The numbers: iPhone sales tumbled 9% last quarter, but the slump showed signs of easing. In each of the previous three quarters, iPhone sales had fallen by about 15%.
CEO Tim Cook has done his best to remain upbeat, predicting that the iPhone 11 would become the company’s bestselling phone. In the meantime, Apple is investing heavily in services. Apple TV+ launched last quarter, so expect questions on how revenue (and costs) are stacking up for the streaming service.
On the radar: Apple’s sales in China, a crucial market, had been stabilizing — but they’re now under threat from coronavirus.

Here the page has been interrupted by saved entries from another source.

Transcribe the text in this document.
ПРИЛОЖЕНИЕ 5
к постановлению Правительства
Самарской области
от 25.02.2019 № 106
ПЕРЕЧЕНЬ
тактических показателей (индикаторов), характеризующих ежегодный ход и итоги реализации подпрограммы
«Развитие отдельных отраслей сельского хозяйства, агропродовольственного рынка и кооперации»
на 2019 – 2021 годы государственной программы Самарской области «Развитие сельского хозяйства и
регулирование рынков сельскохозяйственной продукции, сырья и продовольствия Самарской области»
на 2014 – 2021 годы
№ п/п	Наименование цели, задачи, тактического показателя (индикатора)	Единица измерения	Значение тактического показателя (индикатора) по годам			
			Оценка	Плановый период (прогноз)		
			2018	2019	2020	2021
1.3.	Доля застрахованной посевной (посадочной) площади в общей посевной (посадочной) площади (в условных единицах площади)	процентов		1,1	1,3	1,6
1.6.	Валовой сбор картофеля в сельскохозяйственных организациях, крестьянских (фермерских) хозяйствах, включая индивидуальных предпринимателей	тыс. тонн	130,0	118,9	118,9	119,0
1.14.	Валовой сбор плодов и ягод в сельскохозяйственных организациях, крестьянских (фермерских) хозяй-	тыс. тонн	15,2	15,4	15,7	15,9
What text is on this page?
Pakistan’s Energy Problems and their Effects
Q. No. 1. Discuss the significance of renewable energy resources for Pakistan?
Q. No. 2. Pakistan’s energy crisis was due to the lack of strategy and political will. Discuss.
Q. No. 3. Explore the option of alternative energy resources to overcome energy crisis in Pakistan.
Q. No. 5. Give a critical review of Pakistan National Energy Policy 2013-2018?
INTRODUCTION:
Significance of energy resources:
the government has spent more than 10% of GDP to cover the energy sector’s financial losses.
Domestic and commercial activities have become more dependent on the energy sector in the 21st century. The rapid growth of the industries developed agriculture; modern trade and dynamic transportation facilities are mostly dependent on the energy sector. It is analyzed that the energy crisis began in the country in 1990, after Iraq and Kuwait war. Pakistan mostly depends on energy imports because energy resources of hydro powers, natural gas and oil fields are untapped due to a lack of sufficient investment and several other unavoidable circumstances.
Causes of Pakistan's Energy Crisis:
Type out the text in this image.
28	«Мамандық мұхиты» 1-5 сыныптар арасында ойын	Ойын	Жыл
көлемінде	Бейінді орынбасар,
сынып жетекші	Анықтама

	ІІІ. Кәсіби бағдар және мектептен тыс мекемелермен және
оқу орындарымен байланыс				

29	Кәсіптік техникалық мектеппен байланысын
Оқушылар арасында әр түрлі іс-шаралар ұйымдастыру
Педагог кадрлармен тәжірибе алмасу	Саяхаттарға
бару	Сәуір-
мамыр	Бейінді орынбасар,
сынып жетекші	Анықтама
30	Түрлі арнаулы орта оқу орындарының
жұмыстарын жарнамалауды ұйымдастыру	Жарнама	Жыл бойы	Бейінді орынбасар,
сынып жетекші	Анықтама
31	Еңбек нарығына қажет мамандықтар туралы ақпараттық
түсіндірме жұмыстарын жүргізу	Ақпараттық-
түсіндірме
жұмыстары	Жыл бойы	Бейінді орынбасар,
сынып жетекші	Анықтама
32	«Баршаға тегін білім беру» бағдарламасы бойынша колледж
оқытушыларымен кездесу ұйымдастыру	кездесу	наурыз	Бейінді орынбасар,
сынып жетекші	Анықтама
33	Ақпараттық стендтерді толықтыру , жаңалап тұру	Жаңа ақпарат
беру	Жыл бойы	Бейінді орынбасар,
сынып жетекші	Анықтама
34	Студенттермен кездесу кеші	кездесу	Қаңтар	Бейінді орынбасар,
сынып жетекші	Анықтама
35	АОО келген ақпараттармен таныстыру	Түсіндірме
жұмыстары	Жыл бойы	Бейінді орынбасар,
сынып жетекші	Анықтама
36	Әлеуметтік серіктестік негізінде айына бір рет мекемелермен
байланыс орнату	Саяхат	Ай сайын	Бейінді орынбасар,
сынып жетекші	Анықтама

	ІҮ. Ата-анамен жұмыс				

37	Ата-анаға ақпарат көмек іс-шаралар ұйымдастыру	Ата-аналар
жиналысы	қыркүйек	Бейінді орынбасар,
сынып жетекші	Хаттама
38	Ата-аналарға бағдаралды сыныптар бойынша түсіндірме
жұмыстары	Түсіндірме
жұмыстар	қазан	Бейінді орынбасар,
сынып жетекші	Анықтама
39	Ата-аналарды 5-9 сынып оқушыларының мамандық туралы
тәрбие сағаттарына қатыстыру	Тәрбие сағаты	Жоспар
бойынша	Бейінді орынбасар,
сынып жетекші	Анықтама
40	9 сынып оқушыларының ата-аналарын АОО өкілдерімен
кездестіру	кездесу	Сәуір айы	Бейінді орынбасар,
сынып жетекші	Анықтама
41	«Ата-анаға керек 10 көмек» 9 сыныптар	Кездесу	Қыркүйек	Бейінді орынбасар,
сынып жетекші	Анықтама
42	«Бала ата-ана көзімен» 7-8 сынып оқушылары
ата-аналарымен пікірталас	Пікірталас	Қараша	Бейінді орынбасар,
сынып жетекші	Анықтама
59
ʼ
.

Shares of the company fell nearly 3% on Monday as fears grew about the impact of the deadly virus on consumer spending.
However, Wedbush Securities analyst Daniel Ives sees the sales risk as “very containable.” He said in a note to clients this week that some iPhone sales in the region could shift from the first quarter to the second quarter of 2020, but sees this affecting “less than 3% of Chinese annual iPhone sales at most.”
Startup Casper gets realistic ahead of its public debut
Mattress startup Casper has big ambitions to become a publicly-traded wellness company. The problem is it can’t stop losing money, my CNN Business colleague Jordan Valinsky reports.
That’s forced the company to be more realistic ahead of its public market debut. The company, once valued at more than $1 billion, said this week that it expects to offer up to 9.6 million shares at a price between $17 and $19 per share. At the top end of that range, the company would be valued at $768 million.
The announcement is a sign of the times: after investors got burned by Slack, Uber and Peloton IPOs in 2019, there’s more skepticism around loss-making companies that want to tap public markets.
That doesn’t mean these companies will stay private. After all, Casper is moving ahead — just at a more modest price than it may have hoped.
3M, Harley-Davidson, Lockheed Martin, Nucor, Pfizer, SAP and Xerox report results before US markets open. Apple, eBay and Starbucks follow after the close.
Also today: US consumer confidence data for January arrives at 10 a.m. ET.
Coming tomorrow: The Federal Reserve makes its latest interest rate decision as fears that the coronavirus could knock the global economy grow.